The female-only networks that women use to share job openings, pass on interview tips, or even just complain about that time their boss interrupted them in a meeting are integral to their success.
That’s what new research published in the Proceedings of the National Academy of Sciences from the University of Notre Dame and Northwestern says, proving that yes, that female-only group email chain is, in fact, vitally important.
Researchers studied social networks and their role in job placement by looking at email messages sent by over 700 graduates of a U.S. business school who were placed in varying levels of leadership positions. According to the Notre Dame press site, the researchers then compared the networks’ size or “centrality,” gender composition, and connection strength.
After controlling for “students’ personal characteristics, work experience, and academic performance,” the study concluded that for men, larger networks with more connections to peers led to a higher chance of holding a leadership position.
Women in high leadership roles, on the other hand, tended to have access to both an outer network and a smaller, inner network of other women who themselves had their own networks of contacts.
“Women with a network centrality [size] in the top quartile and a female-dominated inner circle have an expected job placement level that is 2.5 times greater than women with low centrality and a male-dominated inner circle,” the study explains.

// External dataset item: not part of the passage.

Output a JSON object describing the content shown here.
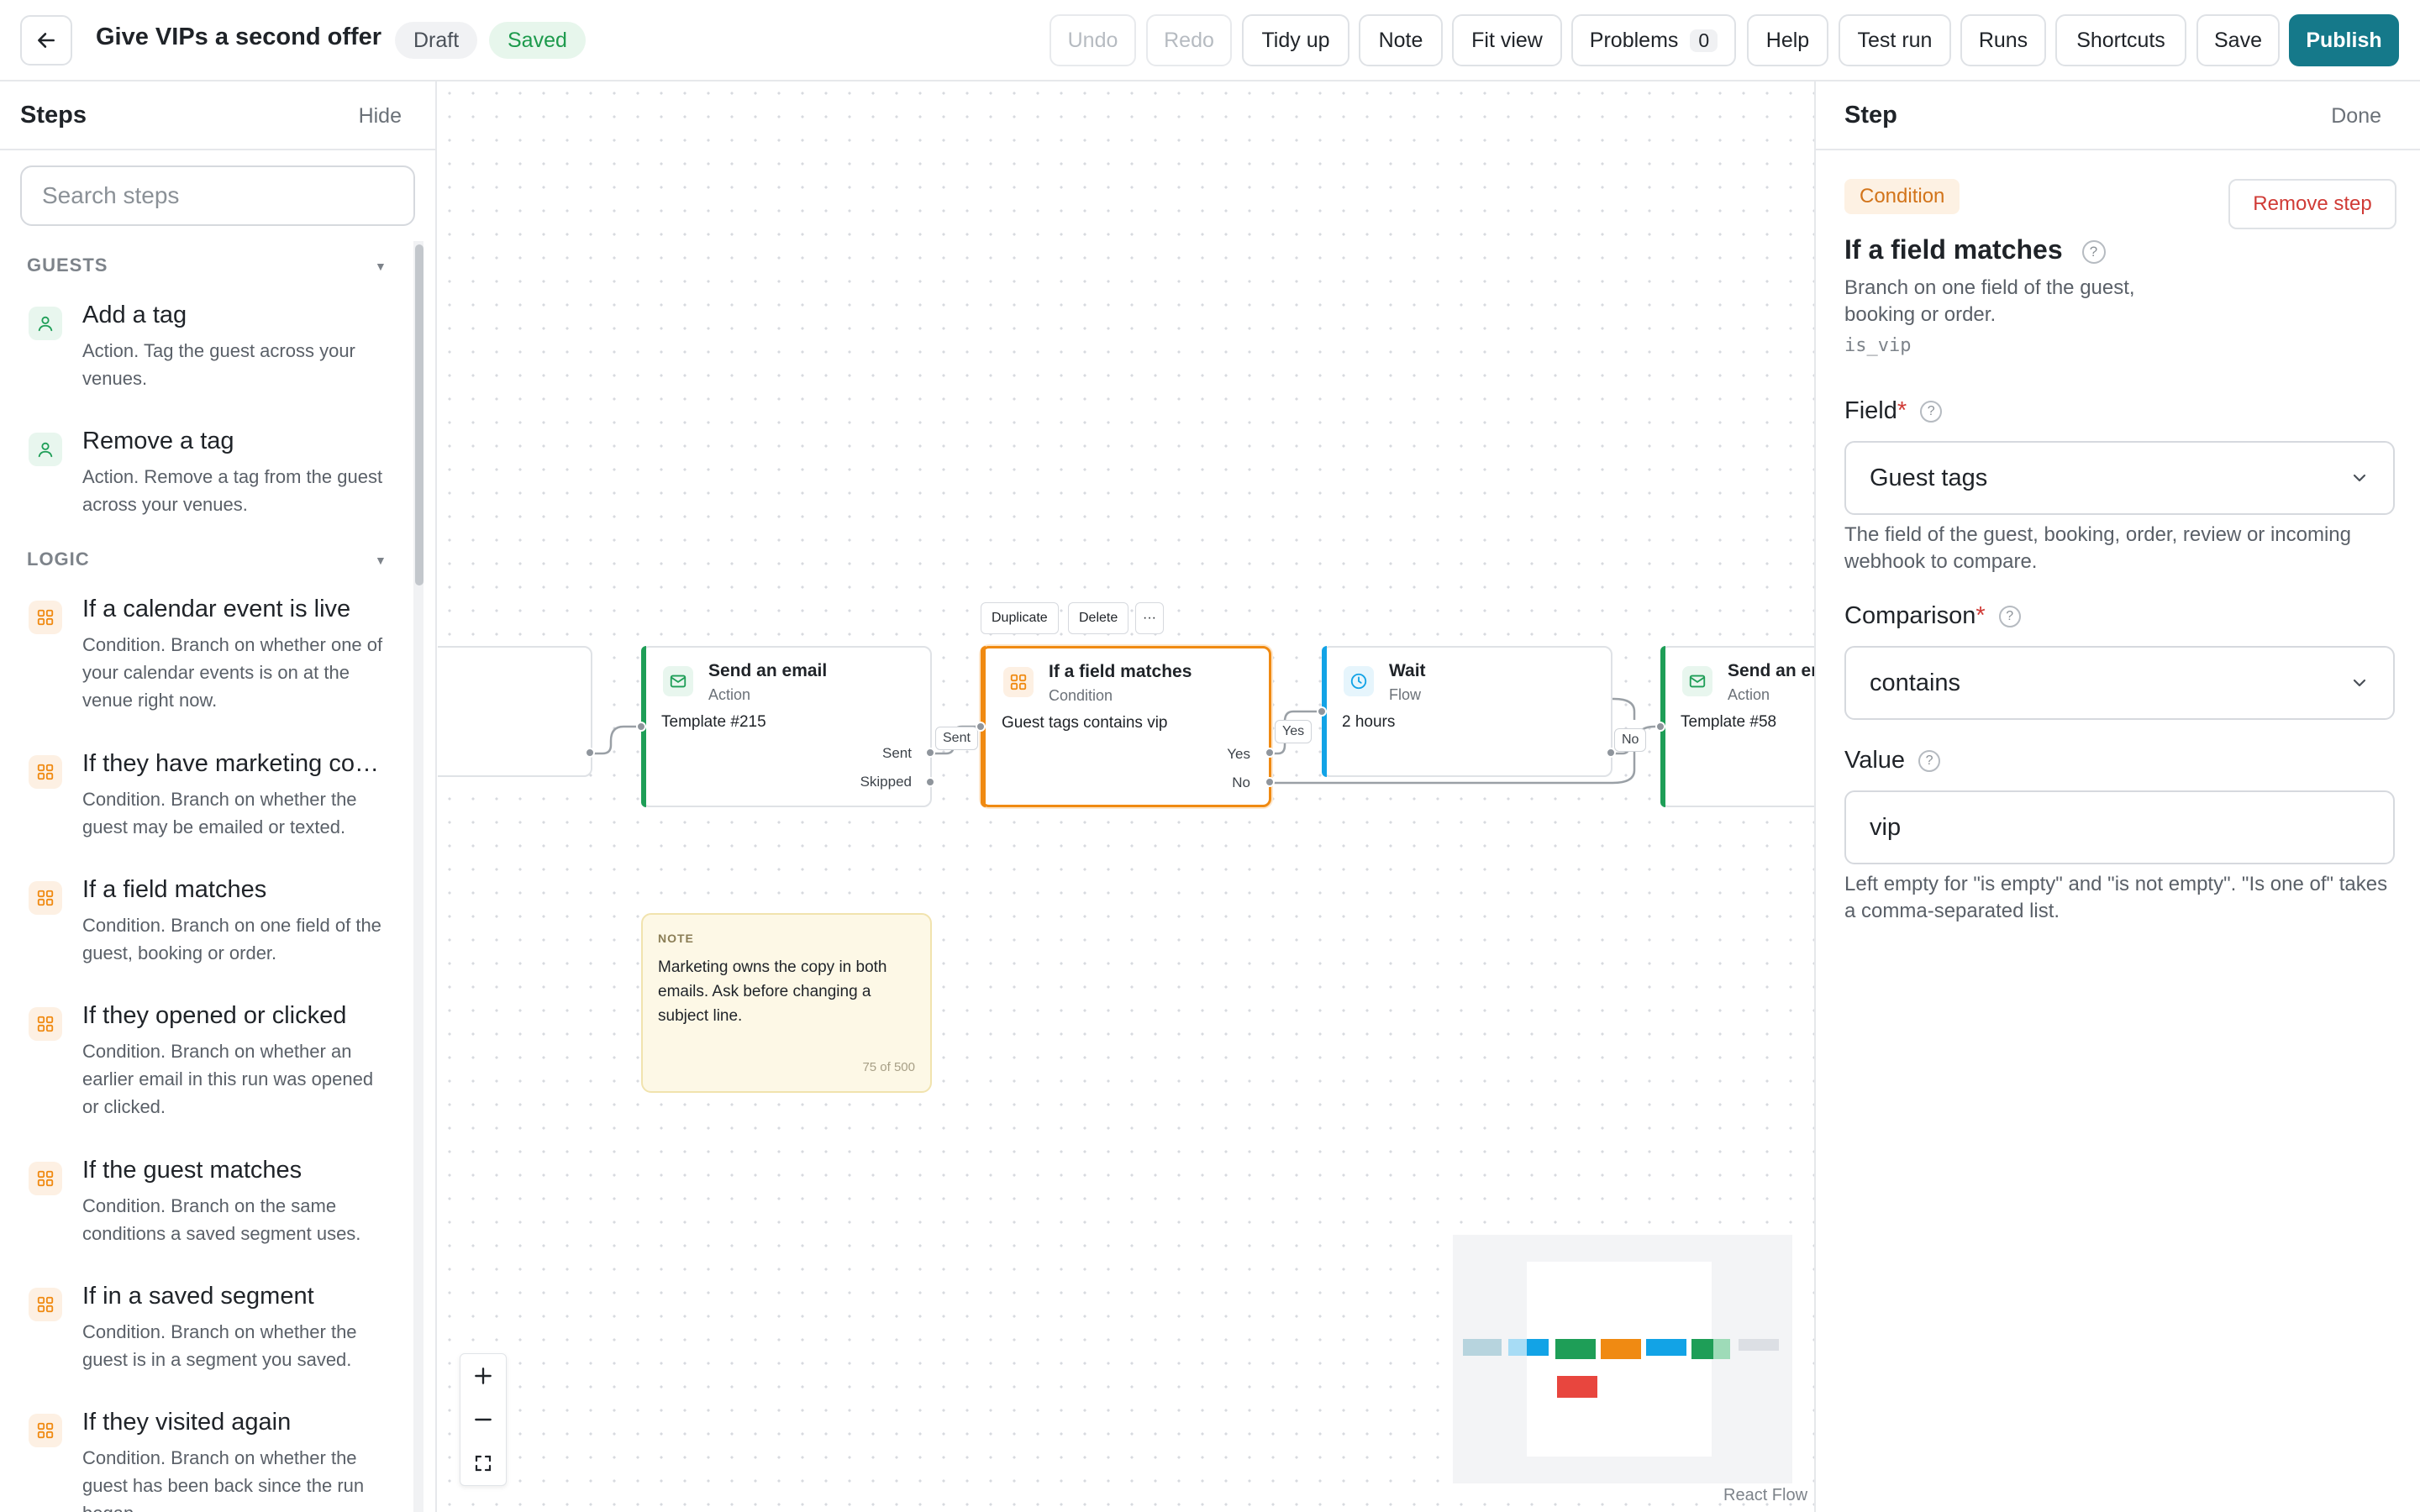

The reasoning behind this is obvious to any woman who’s hit up her friends for interview tips or a referral. The researchers posit that having an inner circle composed mainly of women provides access to resources such as gender-specific information and support. They will obtain trustworthy information such as details on job culture, recruitment factors, or cross-gender aspects within the corporation, Nitesh Chawla, co-author of the study, explained over the phone.
“That’s private information. That’s [shared] through more intimate connections within the network.”

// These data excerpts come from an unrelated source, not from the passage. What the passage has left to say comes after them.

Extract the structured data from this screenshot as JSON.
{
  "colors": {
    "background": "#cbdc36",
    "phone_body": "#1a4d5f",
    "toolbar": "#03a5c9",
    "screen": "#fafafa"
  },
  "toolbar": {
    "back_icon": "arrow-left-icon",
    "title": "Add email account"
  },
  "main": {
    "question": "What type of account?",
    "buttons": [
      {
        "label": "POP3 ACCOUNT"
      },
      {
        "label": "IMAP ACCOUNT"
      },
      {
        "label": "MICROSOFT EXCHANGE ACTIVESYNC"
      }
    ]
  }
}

Specifically, non-overlapping connections are critical because they diversify and broaden the type of information a person might receive, says Chawla. That’s because through her intimate connections, a women gains access to a broader network of people.
The network of high-ranking women displays an “unusual network duality” the study says. These women had both strong, “cliquish” ties to other women as well as weaker ties to a separate set of contacts. Both of these network types work together, providing access to both gender-related information that are key to success as well as the type of data that is necessary in a job search and negotiations.

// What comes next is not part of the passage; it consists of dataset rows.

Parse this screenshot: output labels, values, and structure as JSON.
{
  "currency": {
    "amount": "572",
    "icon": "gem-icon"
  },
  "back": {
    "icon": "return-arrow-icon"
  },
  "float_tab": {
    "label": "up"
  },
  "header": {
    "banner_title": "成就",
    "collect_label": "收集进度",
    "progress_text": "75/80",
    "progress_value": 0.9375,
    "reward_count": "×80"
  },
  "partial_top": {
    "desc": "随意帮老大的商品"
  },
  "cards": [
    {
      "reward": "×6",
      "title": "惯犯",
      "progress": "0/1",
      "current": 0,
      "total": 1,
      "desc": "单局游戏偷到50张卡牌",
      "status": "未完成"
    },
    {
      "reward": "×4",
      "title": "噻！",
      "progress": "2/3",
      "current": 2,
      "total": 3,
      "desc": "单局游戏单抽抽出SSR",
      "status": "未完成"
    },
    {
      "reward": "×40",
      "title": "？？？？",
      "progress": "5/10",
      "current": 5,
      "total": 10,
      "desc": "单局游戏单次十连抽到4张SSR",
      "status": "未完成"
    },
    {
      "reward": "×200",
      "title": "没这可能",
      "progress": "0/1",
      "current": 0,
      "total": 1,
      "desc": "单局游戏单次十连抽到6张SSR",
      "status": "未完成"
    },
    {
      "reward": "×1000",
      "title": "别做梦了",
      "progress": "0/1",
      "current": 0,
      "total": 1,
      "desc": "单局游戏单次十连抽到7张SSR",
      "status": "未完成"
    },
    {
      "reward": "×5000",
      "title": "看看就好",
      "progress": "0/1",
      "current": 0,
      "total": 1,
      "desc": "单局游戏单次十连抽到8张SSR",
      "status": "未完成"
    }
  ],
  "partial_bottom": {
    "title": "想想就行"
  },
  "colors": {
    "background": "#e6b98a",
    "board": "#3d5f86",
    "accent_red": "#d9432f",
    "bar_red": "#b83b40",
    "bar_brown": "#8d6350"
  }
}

The study proves that gossip, cliques, and inner circles aren’t bad.
For most women, the idea that a tight group of friends can give you a leg up is very relatable. When looking for a new job, for example, a woman may use her secondary connections — or her friends of friends — to find out about open positions that she might not have direct access to, and then talk to her inner circle of friends to understand something more intimate that she can’t find online, like how a particular company treats or pays women.
For women looking to increase their chance of getting a leadership position, Chawla advises they examine their network. “Try to identify mentors that you can have that rapport with, have that relationship with, and that can lead to getting that gender-specific information, that trustworthy information, that’s not publicly available.”
All the onus shouldn’t be placed on women, though. “Our study demonstrates that there can be opportunities at organizations and at graduate schools to inculcate these findings. We can and should enable these opportunities because leadership positions are relatively still very male-dominated,” explained over email.
The study also proves that gossip, cliques, and inner circles aren’t bad. They’re vital to a woman’s success and a key rung on the ladder towards breaking the glass ceiling.